By signaling the start of a withdrawal, Russia is likely to soothe relations with the United States, which has accused the Kremlin of inflaming the Syrian conflict and pursuing its own narrow interests.

"I think we did it to show the Americans that we do not have military ambitions and don't need unnecessary wars," said Ivan Konovalov, director of the Center for Strategic Trend Studies in Moscow. "They have been accusing us of all kinds of things and this is a good way of showing them they are wrong."

Russia has said it was in Syria to fight Islamist terror groups, but a large number of its air strikes were against anti-Assad groups that Washington and its allies designate as moderate opposition groups.

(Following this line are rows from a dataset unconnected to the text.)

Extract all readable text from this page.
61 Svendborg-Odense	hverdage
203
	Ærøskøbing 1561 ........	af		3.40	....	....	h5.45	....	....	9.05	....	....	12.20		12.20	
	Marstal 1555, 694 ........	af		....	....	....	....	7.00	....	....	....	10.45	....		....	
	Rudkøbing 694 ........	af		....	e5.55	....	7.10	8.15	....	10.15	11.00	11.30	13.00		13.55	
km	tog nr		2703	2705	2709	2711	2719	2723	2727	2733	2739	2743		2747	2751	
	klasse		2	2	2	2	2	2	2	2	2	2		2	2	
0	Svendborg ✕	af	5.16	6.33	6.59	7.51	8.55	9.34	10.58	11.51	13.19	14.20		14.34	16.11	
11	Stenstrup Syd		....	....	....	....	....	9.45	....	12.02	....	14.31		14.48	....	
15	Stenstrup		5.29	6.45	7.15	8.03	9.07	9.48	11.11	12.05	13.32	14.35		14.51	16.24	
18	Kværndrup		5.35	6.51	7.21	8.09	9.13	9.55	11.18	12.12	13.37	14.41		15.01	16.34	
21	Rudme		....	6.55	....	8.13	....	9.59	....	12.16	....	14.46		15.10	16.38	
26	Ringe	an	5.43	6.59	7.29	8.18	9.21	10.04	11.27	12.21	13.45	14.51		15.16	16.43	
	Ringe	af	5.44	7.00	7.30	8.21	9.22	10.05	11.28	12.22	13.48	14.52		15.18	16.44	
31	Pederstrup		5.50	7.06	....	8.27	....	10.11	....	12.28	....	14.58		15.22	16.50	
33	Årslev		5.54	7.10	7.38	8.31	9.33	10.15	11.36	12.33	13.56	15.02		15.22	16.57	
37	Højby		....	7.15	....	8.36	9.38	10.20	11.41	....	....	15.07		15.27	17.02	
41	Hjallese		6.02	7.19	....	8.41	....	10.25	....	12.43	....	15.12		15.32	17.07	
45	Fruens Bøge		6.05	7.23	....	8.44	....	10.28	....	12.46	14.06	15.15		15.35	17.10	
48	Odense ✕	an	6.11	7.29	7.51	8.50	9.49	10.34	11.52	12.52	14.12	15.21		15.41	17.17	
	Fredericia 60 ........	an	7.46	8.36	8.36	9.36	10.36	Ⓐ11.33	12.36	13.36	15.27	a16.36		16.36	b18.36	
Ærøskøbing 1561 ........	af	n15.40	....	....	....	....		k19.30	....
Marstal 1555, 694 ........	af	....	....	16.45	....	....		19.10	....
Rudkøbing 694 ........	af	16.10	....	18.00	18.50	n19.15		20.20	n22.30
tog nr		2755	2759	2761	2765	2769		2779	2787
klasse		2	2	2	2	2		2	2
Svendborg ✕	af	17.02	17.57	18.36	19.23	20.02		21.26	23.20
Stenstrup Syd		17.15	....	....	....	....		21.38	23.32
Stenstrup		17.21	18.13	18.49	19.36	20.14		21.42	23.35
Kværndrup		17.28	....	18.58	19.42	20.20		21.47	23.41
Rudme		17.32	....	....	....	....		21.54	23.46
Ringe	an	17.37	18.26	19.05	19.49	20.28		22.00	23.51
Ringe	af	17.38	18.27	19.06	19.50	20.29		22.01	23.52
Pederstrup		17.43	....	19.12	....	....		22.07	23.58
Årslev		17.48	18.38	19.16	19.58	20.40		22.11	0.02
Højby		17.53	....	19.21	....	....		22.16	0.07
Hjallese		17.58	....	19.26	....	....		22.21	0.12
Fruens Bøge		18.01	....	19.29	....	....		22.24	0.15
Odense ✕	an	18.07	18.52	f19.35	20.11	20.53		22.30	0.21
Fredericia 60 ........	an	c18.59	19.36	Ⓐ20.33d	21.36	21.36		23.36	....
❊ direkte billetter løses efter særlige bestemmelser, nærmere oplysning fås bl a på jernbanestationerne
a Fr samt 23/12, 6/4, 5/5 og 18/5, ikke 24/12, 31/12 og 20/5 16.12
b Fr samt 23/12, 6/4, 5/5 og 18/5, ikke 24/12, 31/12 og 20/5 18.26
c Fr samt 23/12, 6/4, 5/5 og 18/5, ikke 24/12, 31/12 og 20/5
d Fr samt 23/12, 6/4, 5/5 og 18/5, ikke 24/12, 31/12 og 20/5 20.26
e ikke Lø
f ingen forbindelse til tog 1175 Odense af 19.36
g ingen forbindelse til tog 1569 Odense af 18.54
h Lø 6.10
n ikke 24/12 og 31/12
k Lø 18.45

Opposition fighters have alleged that Russia had combat troops on the ground fighting anti-Assad forces. The Kremlin has never acknowledged this, so it was unclear whether such forces would be covered by the withdrawal.

Putin said Russia's Tartous naval base and Hmeymim air base "will function as they did previously. They must be reliably protected from land, sea and air".

That continued military presence, and Russia's role as a major diplomatic and financial backer of Assad, ensures that the Kremlin will maintain powerful leverage over Syria and the progress of peace talks.

Russia is likely to resist demands by the anti-Assad opposition and their Western supporters for the Syrian leader to leave office under the terms of any peace agreement.